Cette expérience incomplète, et sur laquelle je me suis vu obligé de donner quelques détails à cause du bruit qu'elle a fait, prouve peu de chose pour l'art; elle n'infirme point la transmission de la contagion, démontrée par mille exemples; elle fait seulement voir que les conditions nécessaires pour qu'elle ait lieu ne sont pas bien déterminées. Je crois avoir couru plus de danger avec un but d'utilité moins grand, lorsqu'invité par le quartier-maître de la soixante-quinzième demi-brigade, une heure avant sa mort, à boire dans son verre une portion de son breuvage, je n'hésitai pas à lui donner cet encouragement. Ce fait, qui se passa devant un grand nombre de témoins, fit notamment reculer d'horreur le citoyen Durand, payeur de la cavalerie, qui se trouvait dans la tente du malade.

C'est au reste dans les murs de cette même ville d'Acre qu'au temps des croisades, l'épouse d'un prince anglais, renouvelant aussi l'heureuse audace des psylles, osa sucer les plaies de son mari réputées empoisonnées, et donna au monde ce bel exemple de la piété conjugale.

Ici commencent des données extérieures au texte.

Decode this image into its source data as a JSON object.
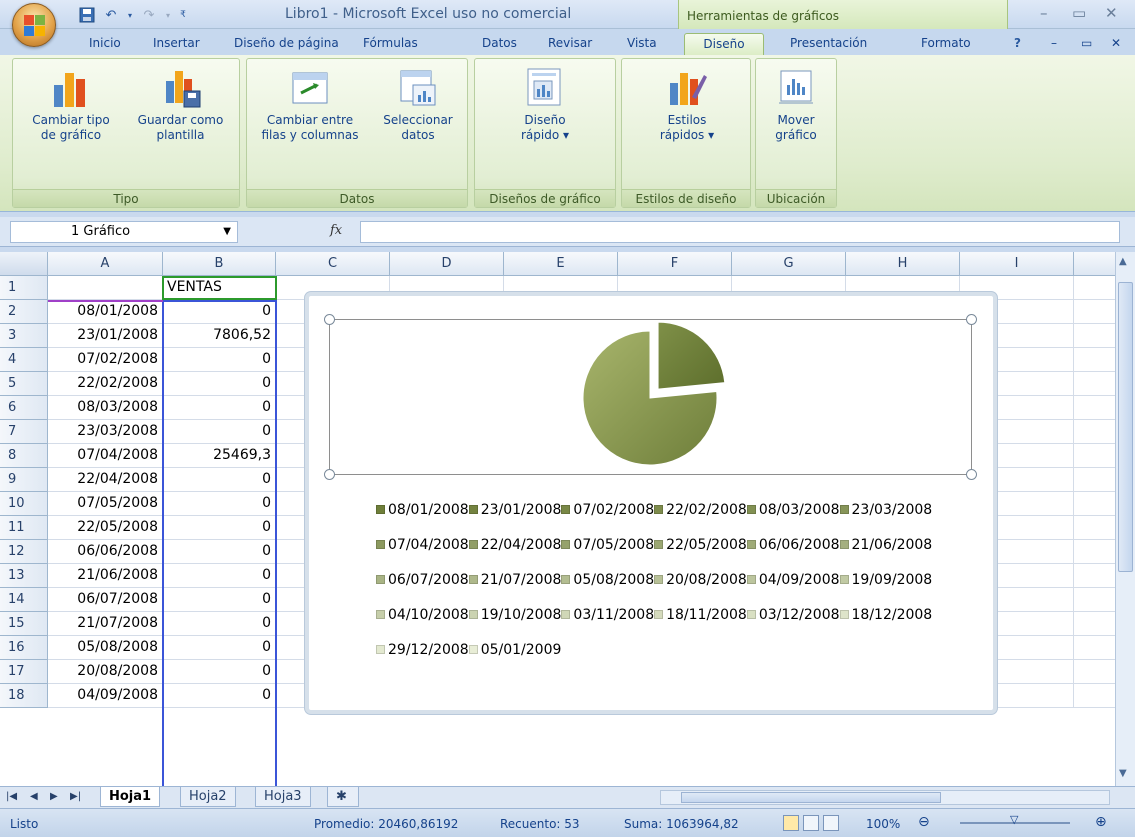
{
  "window": {
    "title": "Libro1 - Microsoft Excel uso no comercial",
    "context_tab_group": "Herramientas de gráficos"
  },
  "tabs": [
    "Inicio",
    "Insertar",
    "Diseño de página",
    "Fórmulas",
    "Datos",
    "Revisar",
    "Vista",
    "Diseño",
    "Presentación",
    "Formato"
  ],
  "active_tab": "Diseño",
  "ribbon": {
    "groups": [
      {
        "label": "Tipo",
        "buttons": [
          {
            "l1": "Cambiar tipo",
            "l2": "de gráfico"
          },
          {
            "l1": "Guardar como",
            "l2": "plantilla"
          }
        ]
      },
      {
        "label": "Datos",
        "buttons": [
          {
            "l1": "Cambiar entre",
            "l2": "filas y columnas"
          },
          {
            "l1": "Seleccionar",
            "l2": "datos"
          }
        ]
      },
      {
        "label": "Diseños de gráfico",
        "buttons": [
          {
            "l1": "Diseño",
            "l2": "rápido ▾"
          }
        ]
      },
      {
        "label": "Estilos de diseño",
        "buttons": [
          {
            "l1": "Estilos",
            "l2": "rápidos ▾"
          }
        ]
      },
      {
        "label": "Ubicación",
        "buttons": [
          {
            "l1": "Mover",
            "l2": "gráfico"
          }
        ]
      }
    ]
  },
  "formula_bar": {
    "name_box": "1 Gráfico",
    "fx_label": "fx",
    "formula": ""
  },
  "grid": {
    "columns": [
      "A",
      "B",
      "C",
      "D",
      "E",
      "F",
      "G",
      "H",
      "I"
    ],
    "rows": [
      {
        "n": "1",
        "a": "",
        "b": "VENTAS"
      },
      {
        "n": "2",
        "a": "08/01/2008",
        "b": "0"
      },
      {
        "n": "3",
        "a": "23/01/2008",
        "b": "7806,52"
      },
      {
        "n": "4",
        "a": "07/02/2008",
        "b": "0"
      },
      {
        "n": "5",
        "a": "22/02/2008",
        "b": "0"
      },
      {
        "n": "6",
        "a": "08/03/2008",
        "b": "0"
      },
      {
        "n": "7",
        "a": "23/03/2008",
        "b": "0"
      },
      {
        "n": "8",
        "a": "07/04/2008",
        "b": "25469,3"
      },
      {
        "n": "9",
        "a": "22/04/2008",
        "b": "0"
      },
      {
        "n": "10",
        "a": "07/05/2008",
        "b": "0"
      },
      {
        "n": "11",
        "a": "22/05/2008",
        "b": "0"
      },
      {
        "n": "12",
        "a": "06/06/2008",
        "b": "0"
      },
      {
        "n": "13",
        "a": "21/06/2008",
        "b": "0"
      },
      {
        "n": "14",
        "a": "06/07/2008",
        "b": "0"
      },
      {
        "n": "15",
        "a": "21/07/2008",
        "b": "0"
      },
      {
        "n": "16",
        "a": "05/08/2008",
        "b": "0"
      },
      {
        "n": "17",
        "a": "20/08/2008",
        "b": "0"
      },
      {
        "n": "18",
        "a": "04/09/2008",
        "b": "0"
      }
    ]
  },
  "chart_data": {
    "type": "pie",
    "categories": [
      "08/01/2008",
      "23/01/2008",
      "07/02/2008",
      "22/02/2008",
      "08/03/2008",
      "23/03/2008",
      "07/04/2008",
      "22/04/2008",
      "07/05/2008",
      "22/05/2008",
      "06/06/2008",
      "21/06/2008",
      "06/07/2008",
      "21/07/2008",
      "05/08/2008",
      "20/08/2008",
      "04/09/2008",
      "19/09/2008",
      "04/10/2008",
      "19/10/2008",
      "03/11/2008",
      "18/11/2008",
      "03/12/2008",
      "18/12/2008",
      "29/12/2008",
      "05/01/2009"
    ],
    "values": [
      0,
      7806.52,
      0,
      0,
      0,
      0,
      25469.3,
      0,
      0,
      0,
      0,
      0,
      0,
      0,
      0,
      0,
      0,
      0,
      0,
      0,
      0,
      0,
      0,
      0,
      0,
      0
    ],
    "legend_position": "bottom",
    "colors": {
      "main": "#8a9a4f",
      "exploded": "#6f7f3a"
    }
  },
  "sheets": [
    "Hoja1",
    "Hoja2",
    "Hoja3"
  ],
  "active_sheet": "Hoja1",
  "status": {
    "mode": "Listo",
    "average": "Promedio: 20460,86192",
    "count": "Recuento: 53",
    "sum": "Suma: 1063964,82",
    "zoom": "100%"
  }
}
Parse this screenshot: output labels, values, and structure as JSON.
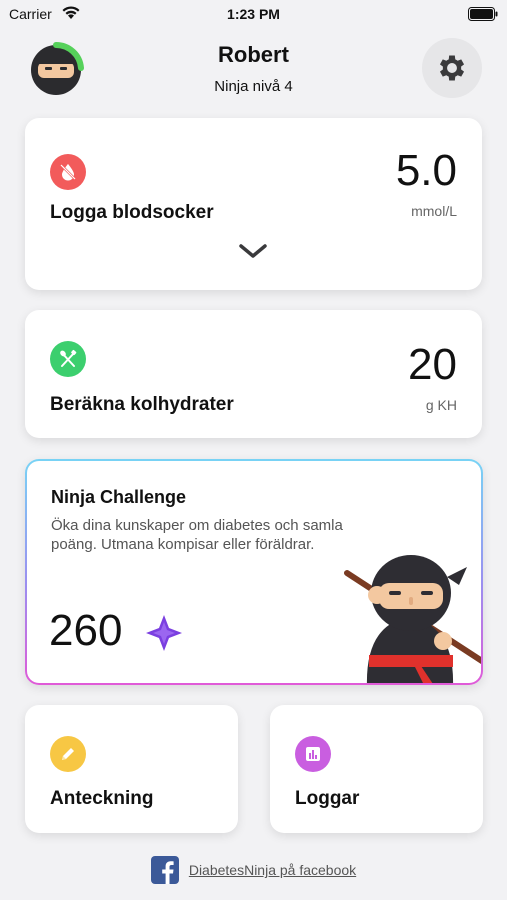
{
  "status_bar": {
    "carrier": "Carrier",
    "time": "1:23 PM"
  },
  "header": {
    "name": "Robert",
    "level": "Ninja nivå 4"
  },
  "blood_sugar_card": {
    "title": "Logga blodsocker",
    "value": "5.0",
    "unit": "mmol/L",
    "icon": "blood-drop-icon",
    "icon_color": "#f25b5b"
  },
  "carbs_card": {
    "title": "Beräkna kolhydrater",
    "value": "20",
    "unit": "g KH",
    "icon": "fork-spoon-icon",
    "icon_color": "#3ccf6e"
  },
  "ninja_card": {
    "title": "Ninja Challenge",
    "description": "Öka dina kunskaper om diabetes och samla poäng. Utmana kompisar eller föräldrar.",
    "points": "260",
    "star_color": "#7b3fe0"
  },
  "notes_card": {
    "title": "Anteckning",
    "icon": "pencil-icon",
    "icon_color": "#f7c744"
  },
  "logs_card": {
    "title": "Loggar",
    "icon": "chart-icon",
    "icon_color": "#c95ee0"
  },
  "footer": {
    "link": "DiabetesNinja på facebook"
  }
}
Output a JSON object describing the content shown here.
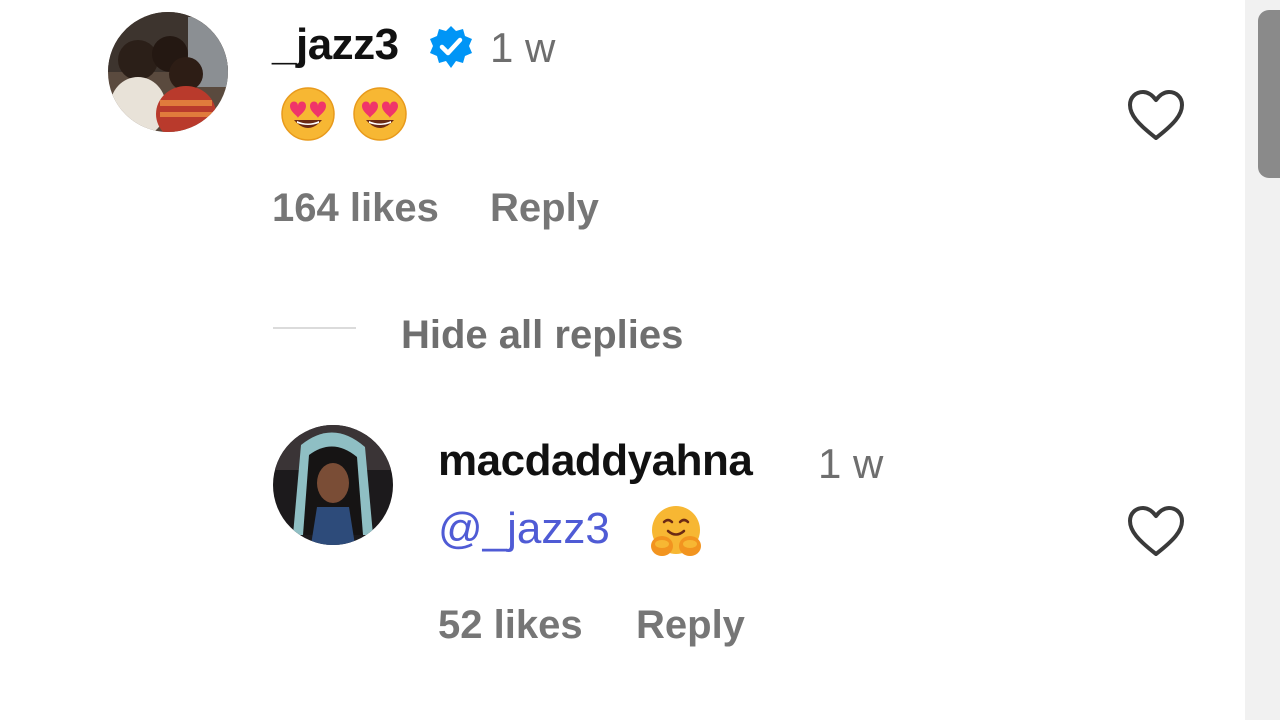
{
  "comment": {
    "username": "_jazz3",
    "time": "1 w",
    "verified_icon": "verified-badge-icon",
    "content_emojis": [
      "smiling-face-with-heart-eyes",
      "smiling-face-with-heart-eyes"
    ],
    "likes": "164 likes",
    "reply_label": "Reply",
    "like_icon": "heart-outline-icon"
  },
  "replies_toggle": {
    "label": "Hide all replies"
  },
  "reply": {
    "username": "macdaddyahna",
    "time": "1 w",
    "mention": "@_jazz3",
    "content_emojis": [
      "hugging-face"
    ],
    "likes": "52 likes",
    "reply_label": "Reply",
    "like_icon": "heart-outline-icon"
  },
  "colors": {
    "verified": "#0095f6",
    "mention": "#4f5bd5",
    "meta_text": "#767676"
  }
}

Le citoyen Berthollet me dit un jour qu'il était porté à croire que la contagion se communiquait souvent par les organes de la déglutition, et qu'elle avait pour véhicule l'humeur salivaire; soit que l'opinion de ce grand chimiste qui a cultivé et honoré la médecine fut trop présente à mon esprit, ou bien parce qu'il est dans la nature de l'homme de n'avoir pas à tous les instants le même degré de résolution, tant est-il que j'acceptai depuis dans le désert avec une répugnance extrême, suivie de réflexions importunes, de l'eau que me présenta par reconnaissance, dans sa gourde, le même soldat, parfaitement guéri, qui m'avait fourni du pus pour m'inoculer.

Au milieu des témoignages précieux d'affection dont j'étais journellement comblé par l'armée j'entendis souvent demander par quels moyens j'étais inaccessible à la contagion. Cependant je prenais assez peu de précautions: aussi bien nourri que les circonstances le permirent, je faisais un fréquent usage des spiritueux, pris à petites doses, et très étendus; j'allais constamment à l'ambulance à cheval et au petit pas: on a vu comment je m'y comportais; au sortir de cet établissement je me lavais soigneusement les mains avec de l'eau et du vinaigre, ou de l'eau et du savon, et je revenais au camp au petit galop; ce qui me procurait un léger état de moiteur; je changeais de linge et d'habits, et je me faisais laver le corps entier avec de l'eau tiède et du vinaigre avant de me mettre à manger. Quoique ce soit trop longtemps parler de soi-même, j'appréciai aussi pour la première fois le bonheur rare d'une constitution qui, au milieu des plus grandes fatigues, me fait retrouver dans quelques heures de sommeil les forces du corps et le calme de l'esprit.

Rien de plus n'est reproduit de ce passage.